Tondelli, inoltre, è portatore di novità nel panorama prosastico, inizia una nuova stagione per la storia del romanzo.

Leggendo Rimini ci si trova davanti ad uno slabbramento della realtà colma di flashback e digressioni, ad una assenza di linearità di montaggio. La realtà pare essere non soggiogata a una trama, l’autore non ne sente più l’esigenza; sembra addirittura essere presente il concetto di «impossibilità della trama». Veniamo a contatto con un realismo quasi maniacale, con descrizioni deliziose, siamo sommersi di dettagli dell’esperienza caotica che rifiutano sigilli dall’esterno, «cartoni narrativi» non racchiusi unitariamente.
I personaggi non emergono come modelli, non rappresentano determinate qualità, non hanno identità, sono la rappresentazione di una molteplicità e di una frammentarietà di coscienze.

Rimini è un romanzo pluridiscorsivo, polifonico e pluritematico, sono presenti tante varietà della realtà che spesso sfociano in turpiloquio.

Quando il lettore crede d’aver individuato il nucleo centrale del romanzo, ecco che Tondelli affianca altri personaggi destinati ad andare per la loro strada, a incontrarsi o semplicemente a sfiorarsi.

«Rimini è dunque il racconto fatto a più voci e a differenti livelli narrativi di una stagione sulla riviera di Romagna negli anni Ottanta[1]».

È un romanzo impastato di vari generi letterari, non racchiudibile in una determinata categoria: al giallo politico si affianca la commedia sentimentale, al romanzo esistenziale quello di indagine sociologica. Epicità e tragicità, intensità mistiche ed erotiche si mescolano. Rimini  dimostra il tentativo pienamente riuscito di assumere l’Italia stessa per offrire, senza mediazioni, uno spaccato della propria realtà.

Ultimissimo interessante particolare: l’autore chiude il libro con un elenco di Musiche: trentotto canzoni che costituiscono l’ideale colonna sonora del romanzo.

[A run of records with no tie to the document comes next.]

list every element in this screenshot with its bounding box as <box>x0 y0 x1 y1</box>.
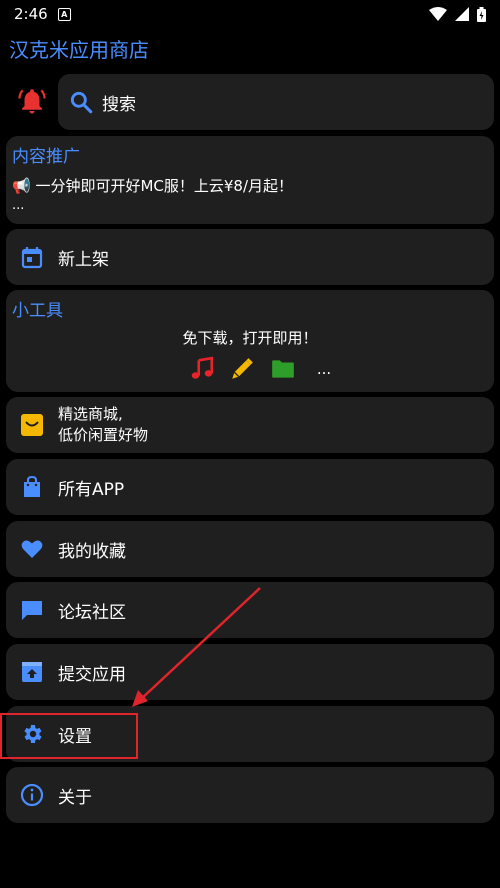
settings-highlight-box <box>0 713 138 759</box>
menu-shop[interactable]: 精选商城, 低价闲置好物 <box>6 397 494 453</box>
promo-text: 📢 一分钟即可开好MC服！上云¥8/月起！ <box>12 177 294 195</box>
menu-forum[interactable]: 论坛社区 <box>6 582 494 638</box>
promo-card[interactable]: 内容推广 📢 一分钟即可开好MC服！上云¥8/月起！ ... <box>6 136 494 224</box>
tools-title: 小工具 <box>12 301 63 321</box>
menu-about-label: 关于 <box>58 787 92 808</box>
tools-card[interactable]: 小工具 免下载，打开即用！ ... <box>6 290 494 392</box>
menu-favorites[interactable]: 我的收藏 <box>6 521 494 577</box>
wifi-icon <box>429 7 447 21</box>
promo-more: ... <box>12 198 25 213</box>
status-time: 2:46 <box>14 5 48 23</box>
menu-new-shelf-label: 新上架 <box>58 249 109 270</box>
shopping-bag-icon <box>21 414 43 436</box>
tools-more[interactable]: ... <box>317 360 331 378</box>
menu-all-apps[interactable]: 所有APP <box>6 459 494 515</box>
menu-forum-label: 论坛社区 <box>58 602 126 623</box>
music-note-icon[interactable] <box>189 356 215 382</box>
chat-bubble-icon <box>22 601 42 620</box>
notification-bell-icon[interactable] <box>17 86 47 116</box>
menu-submit-app[interactable]: 提交应用 <box>6 644 494 700</box>
status-bar: 2:46 A <box>0 0 500 28</box>
pencil-icon[interactable] <box>229 356 255 382</box>
menu-shop-label-1: 精选商城, <box>58 405 123 423</box>
search-label: 搜索 <box>102 94 136 115</box>
heart-icon <box>21 540 43 558</box>
search-icon <box>70 91 93 114</box>
battery-icon <box>477 6 486 22</box>
signal-icon <box>455 7 469 21</box>
tools-desc: 免下载，打开即用！ <box>182 329 318 347</box>
notification-a-icon: A <box>57 7 71 21</box>
upload-box-icon <box>22 662 42 682</box>
folder-icon[interactable] <box>269 356 297 382</box>
shopping-bag-blue-icon <box>24 475 40 497</box>
calendar-icon <box>21 247 43 269</box>
info-icon <box>20 783 44 807</box>
app-title: 汉克米应用商店 <box>9 38 149 62</box>
promo-title: 内容推广 <box>12 147 80 167</box>
menu-favorites-label: 我的收藏 <box>58 541 126 562</box>
menu-submit-app-label: 提交应用 <box>58 664 126 685</box>
menu-all-apps-label: 所有APP <box>58 479 125 500</box>
menu-shop-label-2: 低价闲置好物 <box>58 426 149 444</box>
menu-new-shelf[interactable]: 新上架 <box>6 229 494 285</box>
search-bar[interactable]: 搜索 <box>58 74 494 130</box>
menu-about[interactable]: 关于 <box>6 767 494 823</box>
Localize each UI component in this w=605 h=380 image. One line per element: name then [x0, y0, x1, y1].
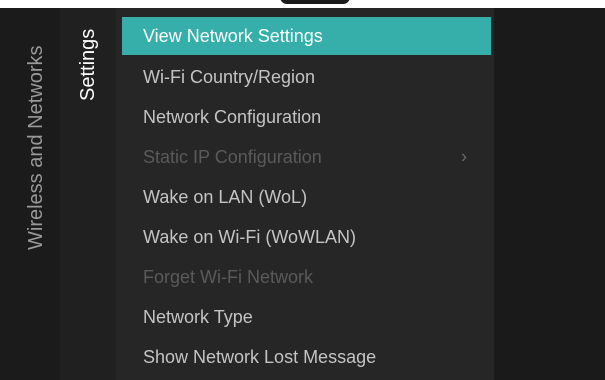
menu-item-label: Wake on LAN (WoL) [143, 186, 308, 207]
detail-panel [494, 8, 605, 380]
menu-item-label: Static IP Configuration [143, 146, 322, 167]
menu-item-wake-on-wifi[interactable]: Wake on Wi-Fi (WoWLAN) [122, 217, 491, 257]
menu-item-network-type[interactable]: Network Type [122, 297, 491, 337]
menu-item-label: Show Network Lost Message [143, 346, 377, 367]
breadcrumb-label[interactable]: Wireless and Networks [24, 45, 48, 250]
menu-item-static-ip-configuration[interactable]: Static IP Configuration › [122, 137, 491, 177]
chevron-right-icon: › [461, 146, 467, 167]
menu-item-label: Network Configuration [143, 106, 322, 127]
menu-item-view-network-settings[interactable]: View Network Settings [122, 17, 491, 55]
menu-item-label: Network Type [143, 306, 253, 327]
menu-item-label: Wi-Fi Country/Region [143, 66, 316, 87]
menu-item-wifi-country-region[interactable]: Wi-Fi Country/Region [122, 57, 491, 97]
menu-item-network-configuration[interactable]: Network Configuration [122, 97, 491, 137]
menu-item-forget-wifi-network[interactable]: Forget Wi-Fi Network [122, 257, 491, 297]
network-settings-menu: View Network Settings Wi-Fi Country/Regi… [122, 17, 491, 377]
header-title-fragment [280, 0, 350, 4]
menu-item-label: View Network Settings [143, 25, 323, 46]
header-strip [0, 0, 605, 8]
menu-item-label: Forget Wi-Fi Network [143, 266, 314, 287]
menu-item-label: Wake on Wi-Fi (WoWLAN) [143, 226, 357, 247]
menu-item-show-network-lost-message[interactable]: Show Network Lost Message [122, 337, 491, 377]
menu-item-wake-on-lan[interactable]: Wake on LAN (WoL) [122, 177, 491, 217]
category-label[interactable]: Settings [76, 29, 100, 101]
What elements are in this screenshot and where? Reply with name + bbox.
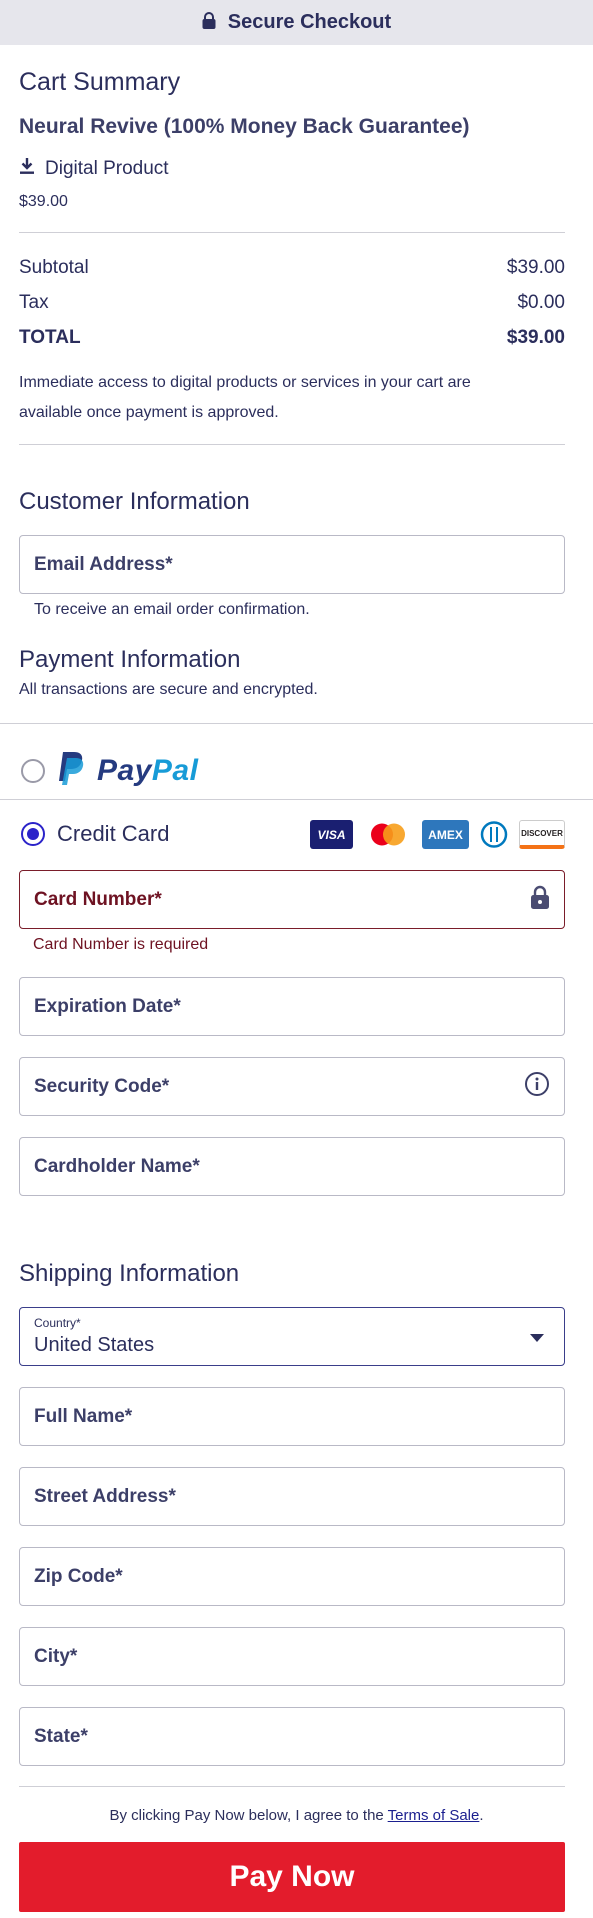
mastercard-icon <box>366 820 410 849</box>
cart-summary-heading: Cart Summary <box>19 68 181 96</box>
subtotal-value: $39.00 <box>506 257 565 278</box>
product-price: $39.00 <box>19 193 68 210</box>
divider <box>19 1786 565 1787</box>
payment-subheading: All transactions are secure and encrypte… <box>19 681 318 698</box>
email-hint: To receive an email order confirmation. <box>34 601 310 618</box>
header-title: Secure Checkout <box>227 11 392 33</box>
terms-of-sale-link[interactable]: Terms of Sale <box>388 1807 480 1824</box>
divider <box>0 723 593 724</box>
credit-card-option[interactable]: Credit Card <box>21 821 169 847</box>
lock-icon <box>202 11 216 34</box>
access-note-line: Immediate access to digital products or … <box>19 374 471 391</box>
credit-card-radio[interactable] <box>21 822 45 846</box>
country-select[interactable]: Country* United States <box>19 1307 565 1366</box>
access-note: Immediate access to digital products or … <box>19 368 565 428</box>
card-number-error: Card Number is required <box>33 936 209 953</box>
tax-label: Tax <box>19 292 49 313</box>
product-type-label: Digital Product <box>45 157 169 179</box>
diners-icon <box>478 820 510 849</box>
secure-checkout-header: Secure Checkout <box>0 0 593 45</box>
city-label: City* <box>34 1645 78 1667</box>
product-name: Neural Revive (100% Money Back Guarantee… <box>19 115 470 138</box>
email-label: Email Address* <box>34 553 173 575</box>
product-type: Digital Product <box>19 157 169 180</box>
state-field[interactable]: State* <box>19 1707 565 1766</box>
download-icon <box>19 157 35 180</box>
amex-icon: AMEX <box>422 820 469 849</box>
payment-info-heading: Payment Information <box>19 646 241 673</box>
zip-code-label: Zip Code* <box>34 1565 123 1587</box>
country-label: Country* <box>34 1316 81 1330</box>
zip-code-field[interactable]: Zip Code* <box>19 1547 565 1606</box>
security-code-field[interactable]: Security Code* <box>19 1057 565 1116</box>
divider <box>19 232 565 233</box>
subtotal-label: Subtotal <box>19 257 89 278</box>
cardholder-name-label: Cardholder Name* <box>34 1155 200 1177</box>
card-number-field[interactable]: Card Number* <box>19 870 565 929</box>
divider <box>19 444 565 445</box>
full-name-label: Full Name* <box>34 1405 133 1427</box>
cardholder-name-field[interactable]: Cardholder Name* <box>19 1137 565 1196</box>
terms-agreement: By clicking Pay Now below, I agree to th… <box>0 1807 593 1824</box>
credit-card-label: Credit Card <box>57 821 170 846</box>
tax-value: $0.00 <box>517 292 565 313</box>
discover-icon: DISCOVER <box>519 820 565 849</box>
terms-agreement-end: . <box>479 1807 484 1824</box>
state-label: State* <box>34 1725 88 1747</box>
security-code-label: Security Code* <box>34 1075 170 1097</box>
paypal-wordmark-pay: Pay <box>97 753 152 787</box>
expiration-date-label: Expiration Date* <box>34 995 181 1017</box>
full-name-field[interactable]: Full Name* <box>19 1387 565 1446</box>
total-label: TOTAL <box>19 327 81 348</box>
paypal-radio[interactable] <box>21 758 45 783</box>
pay-now-button[interactable]: Pay Now <box>19 1842 565 1912</box>
shipping-info-heading: Shipping Information <box>19 1260 240 1287</box>
lock-icon <box>530 885 550 914</box>
street-address-field[interactable]: Street Address* <box>19 1467 565 1526</box>
access-note-line: available once payment is approved. <box>19 404 279 421</box>
total-value: $39.00 <box>506 327 565 348</box>
total-row: TOTAL $39.00 <box>19 327 565 349</box>
country-value: United States <box>34 1334 155 1356</box>
paypal-wordmark-pal: Pal <box>151 753 199 787</box>
paypal-logo-icon <box>55 750 87 791</box>
email-field[interactable]: Email Address* <box>19 535 565 594</box>
info-icon[interactable] <box>524 1071 550 1102</box>
expiration-date-field[interactable]: Expiration Date* <box>19 977 565 1036</box>
street-address-label: Street Address* <box>34 1485 176 1507</box>
terms-agreement-text: By clicking Pay Now below, I agree to th… <box>109 1807 388 1824</box>
divider <box>0 799 593 800</box>
tax-row: Tax $0.00 <box>19 292 565 314</box>
chevron-down-icon <box>530 1334 544 1342</box>
city-field[interactable]: City* <box>19 1627 565 1686</box>
card-number-label: Card Number* <box>34 888 162 910</box>
customer-info-heading: Customer Information <box>19 488 250 515</box>
paypal-option[interactable]: PayPal <box>21 750 198 791</box>
paypal-wordmark: PayPal <box>97 754 198 788</box>
subtotal-row: Subtotal $39.00 <box>19 257 565 279</box>
visa-icon: VISA <box>310 820 353 849</box>
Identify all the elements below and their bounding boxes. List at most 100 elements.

«Voglio che Rimini sia come Hollywood, come Nashville cioè un luogo del mio immaginario dove i sogni si buttano a mare, la gente si uccide con le pasticche, ama, trionfa o crepa. Voglio un romanzo spietato sul successo, sulla vigliaccheria, sui compromessi per emergere. Voglio una palude bollente di anime che fanno la vacanza solo per schiattare e si stravolgono al sole e in questa palude i miei eroi che vogliono emergere, vogliono essere qualcuno, vogliono il successo, la ricchezza, la notorietà, la fama, la gloria, il potere, il sesso. E Rimini è questa Italia del ‘sei dentro o sei fuori’. La massa si cuoce e rosola, gli eroi sparano a Dio le loro cartucce.[2]»

[1] Pier Vittorio Tondelli, Rimini, Milano, Bompiani, 2015, p.332.

[2] Ivi, p. 334.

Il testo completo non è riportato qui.